Lo scopo principale del panel del Consiglio dei diritti umani è di nominare cinque funzionari che mettano in atto gli standard internazionali, scegliere le persone che occuperanno 77 ruoli chiave in materia di difesa dei diritti umani in diverse regioni del mondo e informare circa le violazioni dei diritti umani.

Questa scelta è stata fortemente criticata dalla comunità internazionale che si è sempre opposta quando una posizione così importante viene affidata a paesi che non sono rinomati per il rispetto dei diritti umani.

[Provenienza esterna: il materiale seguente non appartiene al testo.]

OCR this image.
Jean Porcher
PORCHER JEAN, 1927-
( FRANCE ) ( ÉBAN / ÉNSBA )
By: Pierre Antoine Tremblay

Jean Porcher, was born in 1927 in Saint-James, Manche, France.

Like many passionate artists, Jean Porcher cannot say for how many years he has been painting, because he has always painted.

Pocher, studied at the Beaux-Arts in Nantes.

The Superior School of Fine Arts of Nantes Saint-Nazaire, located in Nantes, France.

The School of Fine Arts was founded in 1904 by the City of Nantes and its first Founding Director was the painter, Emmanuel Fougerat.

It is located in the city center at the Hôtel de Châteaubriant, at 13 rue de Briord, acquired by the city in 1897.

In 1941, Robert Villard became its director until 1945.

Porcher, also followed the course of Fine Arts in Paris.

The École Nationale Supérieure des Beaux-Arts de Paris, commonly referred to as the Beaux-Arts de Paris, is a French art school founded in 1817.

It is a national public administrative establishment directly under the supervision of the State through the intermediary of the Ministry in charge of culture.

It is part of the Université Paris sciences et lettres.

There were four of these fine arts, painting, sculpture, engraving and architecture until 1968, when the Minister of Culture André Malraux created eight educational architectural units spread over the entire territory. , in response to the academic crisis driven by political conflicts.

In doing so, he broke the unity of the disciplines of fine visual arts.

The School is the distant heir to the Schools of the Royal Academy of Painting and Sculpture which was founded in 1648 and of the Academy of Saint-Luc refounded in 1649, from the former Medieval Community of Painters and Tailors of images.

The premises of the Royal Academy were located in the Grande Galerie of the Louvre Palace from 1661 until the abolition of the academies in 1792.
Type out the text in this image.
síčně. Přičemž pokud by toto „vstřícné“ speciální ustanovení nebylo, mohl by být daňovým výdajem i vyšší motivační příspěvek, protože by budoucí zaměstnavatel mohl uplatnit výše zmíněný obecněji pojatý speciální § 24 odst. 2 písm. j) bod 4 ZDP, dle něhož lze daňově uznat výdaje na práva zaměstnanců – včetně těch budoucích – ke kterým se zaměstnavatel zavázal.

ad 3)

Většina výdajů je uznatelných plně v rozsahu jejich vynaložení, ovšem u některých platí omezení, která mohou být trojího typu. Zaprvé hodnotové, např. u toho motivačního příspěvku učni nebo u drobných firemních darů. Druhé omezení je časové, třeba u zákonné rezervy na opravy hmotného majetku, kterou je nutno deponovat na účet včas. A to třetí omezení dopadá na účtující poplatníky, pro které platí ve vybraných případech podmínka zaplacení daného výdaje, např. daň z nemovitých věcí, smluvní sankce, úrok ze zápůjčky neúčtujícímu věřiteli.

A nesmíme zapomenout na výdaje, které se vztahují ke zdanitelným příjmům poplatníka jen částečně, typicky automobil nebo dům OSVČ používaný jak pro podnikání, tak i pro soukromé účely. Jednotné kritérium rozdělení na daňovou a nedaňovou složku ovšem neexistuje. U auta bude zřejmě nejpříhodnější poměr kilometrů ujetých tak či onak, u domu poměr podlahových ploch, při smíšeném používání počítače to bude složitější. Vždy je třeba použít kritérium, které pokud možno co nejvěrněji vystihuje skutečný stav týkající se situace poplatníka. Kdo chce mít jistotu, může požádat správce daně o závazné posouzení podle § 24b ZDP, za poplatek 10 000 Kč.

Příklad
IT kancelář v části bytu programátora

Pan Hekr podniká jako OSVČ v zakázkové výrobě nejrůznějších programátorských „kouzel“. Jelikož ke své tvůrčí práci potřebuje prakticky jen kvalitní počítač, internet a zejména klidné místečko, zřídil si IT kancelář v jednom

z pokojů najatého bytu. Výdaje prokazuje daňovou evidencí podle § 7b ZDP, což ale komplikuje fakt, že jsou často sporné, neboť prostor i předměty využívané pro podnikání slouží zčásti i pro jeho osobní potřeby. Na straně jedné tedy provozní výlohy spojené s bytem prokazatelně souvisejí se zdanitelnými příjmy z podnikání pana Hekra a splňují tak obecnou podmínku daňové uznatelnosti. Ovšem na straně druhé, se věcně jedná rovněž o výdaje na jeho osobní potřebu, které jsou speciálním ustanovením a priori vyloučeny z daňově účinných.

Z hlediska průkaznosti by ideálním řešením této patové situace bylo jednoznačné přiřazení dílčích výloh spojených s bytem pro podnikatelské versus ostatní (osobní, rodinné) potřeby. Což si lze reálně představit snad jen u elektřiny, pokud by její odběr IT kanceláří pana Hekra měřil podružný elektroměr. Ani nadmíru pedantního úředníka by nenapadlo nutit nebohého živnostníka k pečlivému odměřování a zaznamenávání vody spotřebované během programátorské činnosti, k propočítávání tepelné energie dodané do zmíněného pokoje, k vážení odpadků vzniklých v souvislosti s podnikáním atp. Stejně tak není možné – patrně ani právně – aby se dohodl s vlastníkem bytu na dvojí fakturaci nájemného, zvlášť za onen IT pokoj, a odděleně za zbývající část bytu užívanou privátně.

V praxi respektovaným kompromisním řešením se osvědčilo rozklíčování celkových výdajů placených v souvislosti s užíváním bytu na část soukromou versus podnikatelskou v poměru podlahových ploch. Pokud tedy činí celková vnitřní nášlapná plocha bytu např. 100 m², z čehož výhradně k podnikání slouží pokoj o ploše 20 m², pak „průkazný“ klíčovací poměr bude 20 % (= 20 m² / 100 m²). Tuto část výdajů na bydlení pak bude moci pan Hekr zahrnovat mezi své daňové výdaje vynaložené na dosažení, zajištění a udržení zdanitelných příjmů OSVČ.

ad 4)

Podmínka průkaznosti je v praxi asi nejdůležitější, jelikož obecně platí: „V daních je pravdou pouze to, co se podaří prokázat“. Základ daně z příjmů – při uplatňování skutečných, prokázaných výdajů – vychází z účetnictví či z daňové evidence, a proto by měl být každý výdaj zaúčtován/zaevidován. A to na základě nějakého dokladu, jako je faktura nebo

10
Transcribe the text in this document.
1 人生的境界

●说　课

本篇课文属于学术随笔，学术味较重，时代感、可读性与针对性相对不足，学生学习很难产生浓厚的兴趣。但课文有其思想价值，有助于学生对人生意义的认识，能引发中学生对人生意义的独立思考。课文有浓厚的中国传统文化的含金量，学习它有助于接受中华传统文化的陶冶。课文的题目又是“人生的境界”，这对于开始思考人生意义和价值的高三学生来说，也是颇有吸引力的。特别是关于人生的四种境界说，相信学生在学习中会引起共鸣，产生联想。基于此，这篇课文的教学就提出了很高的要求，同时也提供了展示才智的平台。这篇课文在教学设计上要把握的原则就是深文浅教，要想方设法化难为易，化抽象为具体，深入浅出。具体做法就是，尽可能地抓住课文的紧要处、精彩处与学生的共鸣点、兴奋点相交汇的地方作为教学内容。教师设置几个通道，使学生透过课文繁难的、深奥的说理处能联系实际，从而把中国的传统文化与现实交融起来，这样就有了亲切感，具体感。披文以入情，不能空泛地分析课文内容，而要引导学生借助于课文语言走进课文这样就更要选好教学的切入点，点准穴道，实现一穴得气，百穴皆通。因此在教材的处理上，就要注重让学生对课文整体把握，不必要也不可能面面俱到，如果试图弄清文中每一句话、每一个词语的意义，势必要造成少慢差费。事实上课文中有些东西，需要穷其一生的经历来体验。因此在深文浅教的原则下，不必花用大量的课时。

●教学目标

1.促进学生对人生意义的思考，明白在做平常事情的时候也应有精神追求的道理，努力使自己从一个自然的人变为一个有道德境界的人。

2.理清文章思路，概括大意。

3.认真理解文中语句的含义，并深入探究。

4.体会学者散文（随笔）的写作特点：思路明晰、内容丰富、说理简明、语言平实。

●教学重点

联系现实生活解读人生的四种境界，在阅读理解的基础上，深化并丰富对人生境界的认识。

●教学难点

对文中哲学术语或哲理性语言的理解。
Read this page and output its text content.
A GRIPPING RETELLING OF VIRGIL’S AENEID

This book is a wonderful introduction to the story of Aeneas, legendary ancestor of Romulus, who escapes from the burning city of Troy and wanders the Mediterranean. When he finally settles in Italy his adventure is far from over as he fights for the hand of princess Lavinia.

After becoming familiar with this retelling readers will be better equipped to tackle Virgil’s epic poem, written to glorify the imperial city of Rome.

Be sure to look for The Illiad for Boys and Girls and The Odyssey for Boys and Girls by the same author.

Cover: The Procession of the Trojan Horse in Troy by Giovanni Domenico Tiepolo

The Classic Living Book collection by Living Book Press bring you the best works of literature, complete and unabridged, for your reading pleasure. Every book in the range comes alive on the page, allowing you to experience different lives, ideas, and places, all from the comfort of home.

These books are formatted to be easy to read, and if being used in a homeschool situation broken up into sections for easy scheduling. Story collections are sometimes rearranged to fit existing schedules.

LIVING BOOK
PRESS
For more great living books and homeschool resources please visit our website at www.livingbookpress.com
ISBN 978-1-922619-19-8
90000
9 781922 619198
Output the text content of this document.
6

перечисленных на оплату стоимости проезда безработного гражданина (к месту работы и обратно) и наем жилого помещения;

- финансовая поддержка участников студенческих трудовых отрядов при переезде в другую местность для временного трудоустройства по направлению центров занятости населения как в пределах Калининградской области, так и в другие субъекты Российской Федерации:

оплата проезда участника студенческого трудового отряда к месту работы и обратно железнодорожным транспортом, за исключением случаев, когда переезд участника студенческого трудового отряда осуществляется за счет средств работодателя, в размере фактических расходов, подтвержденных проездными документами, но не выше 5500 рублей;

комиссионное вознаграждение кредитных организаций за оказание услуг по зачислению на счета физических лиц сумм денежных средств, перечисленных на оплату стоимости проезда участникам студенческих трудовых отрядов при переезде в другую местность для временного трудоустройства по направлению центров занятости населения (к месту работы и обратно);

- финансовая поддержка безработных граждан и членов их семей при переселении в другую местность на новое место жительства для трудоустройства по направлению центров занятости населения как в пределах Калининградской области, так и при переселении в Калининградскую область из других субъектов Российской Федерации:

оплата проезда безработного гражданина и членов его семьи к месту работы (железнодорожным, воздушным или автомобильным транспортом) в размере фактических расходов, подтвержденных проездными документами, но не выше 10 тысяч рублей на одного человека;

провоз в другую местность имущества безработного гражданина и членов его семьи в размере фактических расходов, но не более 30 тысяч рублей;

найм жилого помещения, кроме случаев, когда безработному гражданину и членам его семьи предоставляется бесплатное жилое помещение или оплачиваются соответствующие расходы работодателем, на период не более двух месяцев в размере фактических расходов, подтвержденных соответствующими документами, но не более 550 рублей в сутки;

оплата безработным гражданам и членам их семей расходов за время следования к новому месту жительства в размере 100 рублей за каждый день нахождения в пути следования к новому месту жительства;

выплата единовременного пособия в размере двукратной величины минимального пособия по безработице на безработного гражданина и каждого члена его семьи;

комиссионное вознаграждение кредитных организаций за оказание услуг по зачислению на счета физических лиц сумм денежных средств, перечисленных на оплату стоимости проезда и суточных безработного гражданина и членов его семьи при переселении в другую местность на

“E ‘scandaloso che l’ONU abbia scelto un paese che quest’anno ha ucciso più persone di Daesh, vada a presiedere la giuria di Consiglio dei diritti umani”, ha detto il direttore esecutivo ONU Guarda Hillel Neuer. Ha anche detto che “olio, dollari e politica”  danneggiano i diritti umani. “

OLtre al trattamento degradante riservato alle donne, tra le violazioni più flagranti dei diritti umani commesse dall’Arabia Saudita, c’è l’arresto del blogger Raif Badawi. Nel 2012, i suoi articoli sul blog sauditi Liberali (Free sauditi Liberali) hanno causato il suo arresto e lo scrittore è stato condannato a ricevere 1.000 frustate per “aver insultato l’Islam.” Sua moglie tenta da sempre di ottenere il suo rilascio, ma senza successo.

Sul caso orribile del blogger Faisal Trad ha rilasciato questa dichiarazione

Il sistema legale dell’Arabia Saudita rispetta pienamente i diritti umani, in conformità con la sharia (legge islamica) – ha sottolineato l’ambasciatore di Riad all’Onu, Faisal Bin Hassan Trad, secondo quanto riferito dall’agenzia di stampa saudita -. Non accettiamo interferenze nei nostri affari interni e respingiamo l’ingerenza in questioni che riguardano la sovranità, poiché compromettono l’indipendenza e l’integrità del potere giudiziario”.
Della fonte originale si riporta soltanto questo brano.